Some of you may have seen our recent Spring Newsletter. In this issue we point to the article in the March edition of the Manufacturer that was based on Hugues Charrat's work at Cranfield, an MSc student that we worked with. His Thesis is on the resources page of our website ("Operating in the UK as a strategic Choice"), and the article can be found at http://snurl.com/e4ua5


This work builds on Greg Bacons Thesis from 2007 (see again our resources page and click on "Offshoring: An Industry insight into the benefits and challenges").

Sunday 8 February 2009

A system for Success?

Last month, Oliver Burkeman wrote a column in The Guardian (click on the link for the full article), that quoted the question "Can there really be a system for success?"

The thrust of his argument is that the promise of a successful system is that it will render self-improvement "automatic, bridging the excruciating gap between knowing how to change and actually changing."

Although Oliver is talking here about dieting, time management and the like, the parallels with Industrial and Operational improvement improvement ideas are uncanny. The promise of Lean, Six Sigma, ERP, 360 degree feedback, Management by Objectives, "Managing by Walking about" all promise a little of that.

In practice of course, making change is a combination of knowing what to do, and then employing a lot of graft, keeping a clear direction and sometimes the helping hand of someone who has been there before. Successful change is frequently predicated on how you go about achieving it. This emphasises the need to plan what you have to do carefully, remembering we deal with real people.

How you change frequently determines your level of ultimate, sustainable success; not just which system you select.

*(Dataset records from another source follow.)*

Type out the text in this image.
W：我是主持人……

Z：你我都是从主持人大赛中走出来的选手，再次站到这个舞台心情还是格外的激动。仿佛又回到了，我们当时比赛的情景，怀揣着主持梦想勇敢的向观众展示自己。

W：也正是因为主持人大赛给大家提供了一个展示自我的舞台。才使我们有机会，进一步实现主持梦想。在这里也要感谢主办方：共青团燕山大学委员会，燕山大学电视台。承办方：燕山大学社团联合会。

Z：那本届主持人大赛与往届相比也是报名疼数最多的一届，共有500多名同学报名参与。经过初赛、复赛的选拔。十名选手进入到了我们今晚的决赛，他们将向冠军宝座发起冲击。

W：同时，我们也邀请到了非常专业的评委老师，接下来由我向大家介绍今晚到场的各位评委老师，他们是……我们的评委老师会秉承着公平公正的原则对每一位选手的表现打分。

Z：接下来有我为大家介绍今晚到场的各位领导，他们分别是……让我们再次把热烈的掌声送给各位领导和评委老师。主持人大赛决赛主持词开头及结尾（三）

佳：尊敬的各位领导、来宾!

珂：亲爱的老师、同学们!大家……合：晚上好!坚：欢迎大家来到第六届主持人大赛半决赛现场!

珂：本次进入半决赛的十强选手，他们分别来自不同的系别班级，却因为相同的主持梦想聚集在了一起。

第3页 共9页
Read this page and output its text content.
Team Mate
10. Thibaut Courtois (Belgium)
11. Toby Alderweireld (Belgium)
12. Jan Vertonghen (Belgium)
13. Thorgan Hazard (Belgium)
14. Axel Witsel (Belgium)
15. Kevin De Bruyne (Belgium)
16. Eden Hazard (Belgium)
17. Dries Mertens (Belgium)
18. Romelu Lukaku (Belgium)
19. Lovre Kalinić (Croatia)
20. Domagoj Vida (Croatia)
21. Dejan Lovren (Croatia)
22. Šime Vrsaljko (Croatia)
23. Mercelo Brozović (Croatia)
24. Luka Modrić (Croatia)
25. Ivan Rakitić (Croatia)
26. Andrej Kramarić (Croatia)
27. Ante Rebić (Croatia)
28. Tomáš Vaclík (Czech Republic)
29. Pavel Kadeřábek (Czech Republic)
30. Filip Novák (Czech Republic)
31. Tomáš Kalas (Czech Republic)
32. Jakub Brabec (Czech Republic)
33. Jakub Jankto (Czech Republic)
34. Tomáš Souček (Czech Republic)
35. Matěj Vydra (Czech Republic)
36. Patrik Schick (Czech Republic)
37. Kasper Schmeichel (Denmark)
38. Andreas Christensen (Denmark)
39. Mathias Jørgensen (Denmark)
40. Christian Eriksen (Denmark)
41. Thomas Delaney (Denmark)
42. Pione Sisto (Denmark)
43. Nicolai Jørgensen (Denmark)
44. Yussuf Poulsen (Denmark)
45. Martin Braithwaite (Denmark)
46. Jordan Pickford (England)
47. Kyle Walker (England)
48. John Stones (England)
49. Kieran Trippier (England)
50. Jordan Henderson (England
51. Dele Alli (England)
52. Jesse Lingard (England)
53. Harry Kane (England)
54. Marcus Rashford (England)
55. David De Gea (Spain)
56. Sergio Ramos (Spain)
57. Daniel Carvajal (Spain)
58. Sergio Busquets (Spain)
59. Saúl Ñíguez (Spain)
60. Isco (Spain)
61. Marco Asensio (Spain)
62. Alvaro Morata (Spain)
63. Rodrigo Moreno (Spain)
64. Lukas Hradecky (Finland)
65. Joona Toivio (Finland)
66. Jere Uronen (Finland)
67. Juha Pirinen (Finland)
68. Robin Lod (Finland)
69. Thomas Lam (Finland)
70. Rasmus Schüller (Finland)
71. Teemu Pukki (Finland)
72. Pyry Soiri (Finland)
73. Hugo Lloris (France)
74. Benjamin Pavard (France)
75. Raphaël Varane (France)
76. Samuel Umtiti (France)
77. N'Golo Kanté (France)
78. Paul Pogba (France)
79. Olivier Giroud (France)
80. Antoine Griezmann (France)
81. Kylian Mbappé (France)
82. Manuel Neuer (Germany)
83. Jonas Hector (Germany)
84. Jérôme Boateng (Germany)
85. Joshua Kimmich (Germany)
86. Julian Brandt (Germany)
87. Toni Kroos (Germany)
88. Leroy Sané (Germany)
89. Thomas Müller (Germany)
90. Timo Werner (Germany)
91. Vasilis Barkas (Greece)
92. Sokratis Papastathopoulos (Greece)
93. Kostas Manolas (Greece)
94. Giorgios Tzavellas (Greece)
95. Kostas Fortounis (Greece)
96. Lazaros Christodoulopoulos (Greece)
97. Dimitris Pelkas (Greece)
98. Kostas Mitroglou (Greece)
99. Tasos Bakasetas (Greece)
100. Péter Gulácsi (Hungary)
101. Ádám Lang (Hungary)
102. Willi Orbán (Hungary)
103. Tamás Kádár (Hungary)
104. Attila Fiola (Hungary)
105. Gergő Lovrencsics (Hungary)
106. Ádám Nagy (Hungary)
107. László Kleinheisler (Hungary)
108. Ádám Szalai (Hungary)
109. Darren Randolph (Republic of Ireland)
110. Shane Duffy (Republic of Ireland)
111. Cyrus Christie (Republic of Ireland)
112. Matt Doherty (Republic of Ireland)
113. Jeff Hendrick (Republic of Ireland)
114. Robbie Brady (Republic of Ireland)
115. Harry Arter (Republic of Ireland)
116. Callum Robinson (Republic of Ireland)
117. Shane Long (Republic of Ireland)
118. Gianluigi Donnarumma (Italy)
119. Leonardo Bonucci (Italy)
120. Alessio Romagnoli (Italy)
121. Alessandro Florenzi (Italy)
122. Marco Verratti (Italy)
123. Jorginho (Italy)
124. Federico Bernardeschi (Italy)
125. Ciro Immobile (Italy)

PS, if you are looking for what is coming next, there is an excellent article by Dan Gilmour on Lean Manufacturing 2.0 and TLS (Theory of Constraints, Lean, Six sigma) Follow this link: http://www.scdigest.com/ASSETS/FIRSTTHOUGHTS/09-02-05.Php

Sunday 25 January 2009

Works Management Magazine Jan '09

Annie Gregory interviewed me for the January '09 edition of Works Management Magazine on the topic of the next steps for Lean. Here is the intro to the piece from Annie:

"Joined-up thinking

Once the basics are in place, what’s the next logical step for lean?
As Annie Gregory discovers, the lean path runs best when it heads
straight for your customers’ door"

In the article I was quoted as being a committed advocate of pinning lean’s second steps to the voice of the customer (VOC). “Especially in difficult times, the pursuit of lean should mean more than just removing waste. Pockets of lean good practice need to extend to the customer, so that not only is the stream focused on delivering the right value but that customer sees your value stream as being better than their other choices.”

I also point out that it is relatively easy to copy products but incredibly difficult to emulate the things that make a value stream special.